Follow zdnet: Add us as a preferred source on Google.
ZDNET’s major takeovers
- The report revealed hackers can exploit the Autorun feature in the cursor.
- The danger is “significant,” but there’s an easy fix.
- Cursor uses AI to assist with code editing.
A new report has uncovered what it describes as a “critical security vulnerability” in Cursor, the popular AI-powered code editing platform.
A report published Wednesday by software firm Oasis Security found that code repositories in a cursor containing a .vscode/tasks.json configuration can be instructed to automatically run certain functions when the repositories are opened. Hackers could exploit this autorun feature by using malware embedded in the code.

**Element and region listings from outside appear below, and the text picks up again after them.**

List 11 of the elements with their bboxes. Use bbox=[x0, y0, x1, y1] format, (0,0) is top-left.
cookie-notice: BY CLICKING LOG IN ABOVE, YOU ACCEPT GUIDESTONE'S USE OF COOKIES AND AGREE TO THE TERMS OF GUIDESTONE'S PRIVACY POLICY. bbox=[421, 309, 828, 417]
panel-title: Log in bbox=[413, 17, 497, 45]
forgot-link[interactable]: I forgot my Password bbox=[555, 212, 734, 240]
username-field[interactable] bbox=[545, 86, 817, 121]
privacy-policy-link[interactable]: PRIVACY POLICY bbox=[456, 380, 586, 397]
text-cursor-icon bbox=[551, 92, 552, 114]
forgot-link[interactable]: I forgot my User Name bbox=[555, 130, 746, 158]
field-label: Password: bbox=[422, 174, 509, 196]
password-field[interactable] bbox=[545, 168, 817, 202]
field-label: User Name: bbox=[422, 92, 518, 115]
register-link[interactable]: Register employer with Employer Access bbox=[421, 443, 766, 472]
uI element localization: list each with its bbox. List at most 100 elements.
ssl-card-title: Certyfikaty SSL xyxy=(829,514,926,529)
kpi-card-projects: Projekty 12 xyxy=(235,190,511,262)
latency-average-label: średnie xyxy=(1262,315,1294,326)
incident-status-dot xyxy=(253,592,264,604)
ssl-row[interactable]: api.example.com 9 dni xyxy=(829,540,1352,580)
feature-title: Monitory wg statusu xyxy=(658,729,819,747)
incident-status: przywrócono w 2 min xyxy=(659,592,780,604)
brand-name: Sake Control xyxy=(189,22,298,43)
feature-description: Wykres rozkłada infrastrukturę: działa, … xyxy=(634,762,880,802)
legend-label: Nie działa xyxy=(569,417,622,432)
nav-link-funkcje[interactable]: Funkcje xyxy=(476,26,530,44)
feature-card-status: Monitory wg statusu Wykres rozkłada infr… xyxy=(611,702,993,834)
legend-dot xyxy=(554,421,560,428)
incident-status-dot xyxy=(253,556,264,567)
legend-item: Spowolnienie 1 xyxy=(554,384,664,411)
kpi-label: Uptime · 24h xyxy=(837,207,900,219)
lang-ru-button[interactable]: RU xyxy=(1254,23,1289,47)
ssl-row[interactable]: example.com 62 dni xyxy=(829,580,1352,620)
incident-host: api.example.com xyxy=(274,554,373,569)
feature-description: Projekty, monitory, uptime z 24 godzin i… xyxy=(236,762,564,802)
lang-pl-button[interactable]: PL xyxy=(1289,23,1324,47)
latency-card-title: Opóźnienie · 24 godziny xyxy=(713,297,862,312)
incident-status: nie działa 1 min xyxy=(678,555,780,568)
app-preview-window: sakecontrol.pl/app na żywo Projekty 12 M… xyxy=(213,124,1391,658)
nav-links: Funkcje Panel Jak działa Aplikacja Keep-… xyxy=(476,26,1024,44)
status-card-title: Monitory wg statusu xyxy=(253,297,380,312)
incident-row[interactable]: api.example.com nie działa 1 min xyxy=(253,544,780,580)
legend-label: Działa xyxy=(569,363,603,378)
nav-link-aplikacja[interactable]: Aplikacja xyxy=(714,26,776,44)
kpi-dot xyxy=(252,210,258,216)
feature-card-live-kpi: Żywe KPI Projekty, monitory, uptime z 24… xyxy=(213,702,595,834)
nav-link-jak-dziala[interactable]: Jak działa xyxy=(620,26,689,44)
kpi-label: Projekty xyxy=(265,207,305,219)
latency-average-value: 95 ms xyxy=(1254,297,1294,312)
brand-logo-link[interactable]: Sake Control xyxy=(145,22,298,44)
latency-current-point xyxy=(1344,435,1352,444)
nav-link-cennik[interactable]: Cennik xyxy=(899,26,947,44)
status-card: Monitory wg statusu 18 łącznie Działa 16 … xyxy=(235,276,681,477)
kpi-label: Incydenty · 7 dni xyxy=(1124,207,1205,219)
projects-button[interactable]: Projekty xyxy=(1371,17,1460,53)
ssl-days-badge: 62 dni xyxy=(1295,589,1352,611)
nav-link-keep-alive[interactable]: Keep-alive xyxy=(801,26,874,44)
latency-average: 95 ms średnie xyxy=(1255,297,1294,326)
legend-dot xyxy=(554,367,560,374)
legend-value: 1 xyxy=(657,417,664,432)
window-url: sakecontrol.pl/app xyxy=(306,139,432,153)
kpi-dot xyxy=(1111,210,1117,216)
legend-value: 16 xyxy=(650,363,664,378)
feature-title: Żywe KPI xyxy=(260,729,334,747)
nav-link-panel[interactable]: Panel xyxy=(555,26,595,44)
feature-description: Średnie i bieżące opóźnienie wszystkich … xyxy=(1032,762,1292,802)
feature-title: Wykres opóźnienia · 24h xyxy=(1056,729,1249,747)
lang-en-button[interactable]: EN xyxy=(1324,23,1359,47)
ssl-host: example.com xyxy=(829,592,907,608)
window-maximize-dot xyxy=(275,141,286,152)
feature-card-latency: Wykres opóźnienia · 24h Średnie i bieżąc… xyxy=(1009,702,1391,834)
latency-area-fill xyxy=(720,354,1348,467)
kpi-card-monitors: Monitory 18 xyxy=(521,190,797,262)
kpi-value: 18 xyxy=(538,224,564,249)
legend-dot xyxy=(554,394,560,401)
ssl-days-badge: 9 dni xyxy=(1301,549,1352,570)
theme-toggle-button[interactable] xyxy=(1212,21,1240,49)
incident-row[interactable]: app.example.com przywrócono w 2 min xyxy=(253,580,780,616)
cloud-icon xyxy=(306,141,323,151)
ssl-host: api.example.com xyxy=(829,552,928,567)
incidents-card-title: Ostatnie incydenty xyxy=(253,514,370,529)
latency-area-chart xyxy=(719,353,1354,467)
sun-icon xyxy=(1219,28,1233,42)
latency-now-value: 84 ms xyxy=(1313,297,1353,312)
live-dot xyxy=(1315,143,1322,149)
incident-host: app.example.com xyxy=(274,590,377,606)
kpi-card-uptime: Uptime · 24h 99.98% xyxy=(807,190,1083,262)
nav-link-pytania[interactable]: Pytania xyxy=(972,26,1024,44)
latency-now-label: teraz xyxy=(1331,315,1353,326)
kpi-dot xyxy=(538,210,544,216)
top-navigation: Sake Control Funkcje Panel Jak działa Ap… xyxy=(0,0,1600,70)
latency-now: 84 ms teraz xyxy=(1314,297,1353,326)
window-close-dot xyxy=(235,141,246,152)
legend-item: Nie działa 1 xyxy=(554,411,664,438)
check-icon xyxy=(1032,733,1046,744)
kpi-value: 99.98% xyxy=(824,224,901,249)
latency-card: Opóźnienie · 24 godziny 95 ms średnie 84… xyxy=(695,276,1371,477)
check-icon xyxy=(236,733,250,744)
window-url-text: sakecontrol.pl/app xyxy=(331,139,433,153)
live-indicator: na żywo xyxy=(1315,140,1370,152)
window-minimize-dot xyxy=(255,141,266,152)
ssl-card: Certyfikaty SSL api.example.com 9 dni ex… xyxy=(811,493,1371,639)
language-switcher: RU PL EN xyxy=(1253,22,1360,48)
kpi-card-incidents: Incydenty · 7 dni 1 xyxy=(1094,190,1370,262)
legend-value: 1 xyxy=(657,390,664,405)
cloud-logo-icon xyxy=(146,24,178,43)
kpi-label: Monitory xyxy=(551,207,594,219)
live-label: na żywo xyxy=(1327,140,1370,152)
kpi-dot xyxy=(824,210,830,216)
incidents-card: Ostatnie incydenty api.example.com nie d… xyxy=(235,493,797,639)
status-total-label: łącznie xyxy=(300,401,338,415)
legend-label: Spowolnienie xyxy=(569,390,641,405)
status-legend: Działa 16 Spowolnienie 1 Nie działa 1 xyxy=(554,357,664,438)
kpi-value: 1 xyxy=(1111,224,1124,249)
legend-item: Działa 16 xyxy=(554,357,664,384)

Also: I did 24 days of coding in 12 hours with a $20 AI tool — but there’s one big flaw
“This has the potential to leak sensitive credentials, modify files, or serve as a broader vector of system compromise, putting cursor users at significant risk in supply chain attacks,” Oasis wrote.
While Cursor and other AI-powered coding tools like Claude Code and Windsurf have become popular among software developers, the technology is still plagued with bugs. Replit, another AI coding assistant that debuted its newest agent earlier this week, recently deleted its entire user database.
Lack of security
According to Oasis’ report, the problem stems from the fact that the Cursor’s “Workplace Trust” feature is disabled by default.
Essentially, this feature is intended as a verification step for Cursor users to only run code they know and trust. Without it, the platform will automatically run code that resides in the repository, leaving a window for bad actors to sneak in malware that could then compromise the user’s system — and from there potentially spread to the wider network.
Also: I asked an AI to modify mission-critical code, and what happened next haunts me
Running code without a workplace trust feature could open “a direct path to unauthorized access with an organization-wide blast radius,” Oasis said.
In a statement to Oasis, published in the report, Cursor said its platform operates with workplace trust disabled by default because it interferes with some key automated features that users regularly depend on.
“We recommend either enabling Workspace Trust or using a basic text editor when working with suspected malicious repositories,” the company said.
Also: This new Claude feature ‘could put your data at risk,’ Antropic admits
Cursor also told Oasis that it will soon publish updated security guidelines for the workspace trust feature.
How to stay protected
Then the solution is to simply enable the workplace trust feature in the cursor. To do this, add the following security prompt to the settings and then restart the program:
{
“Security.workspace.Trust.enabled”: true,
“Security.Workspace.Trust.startuprompt”: “always”
ZDNET has contacted Cursor for comment.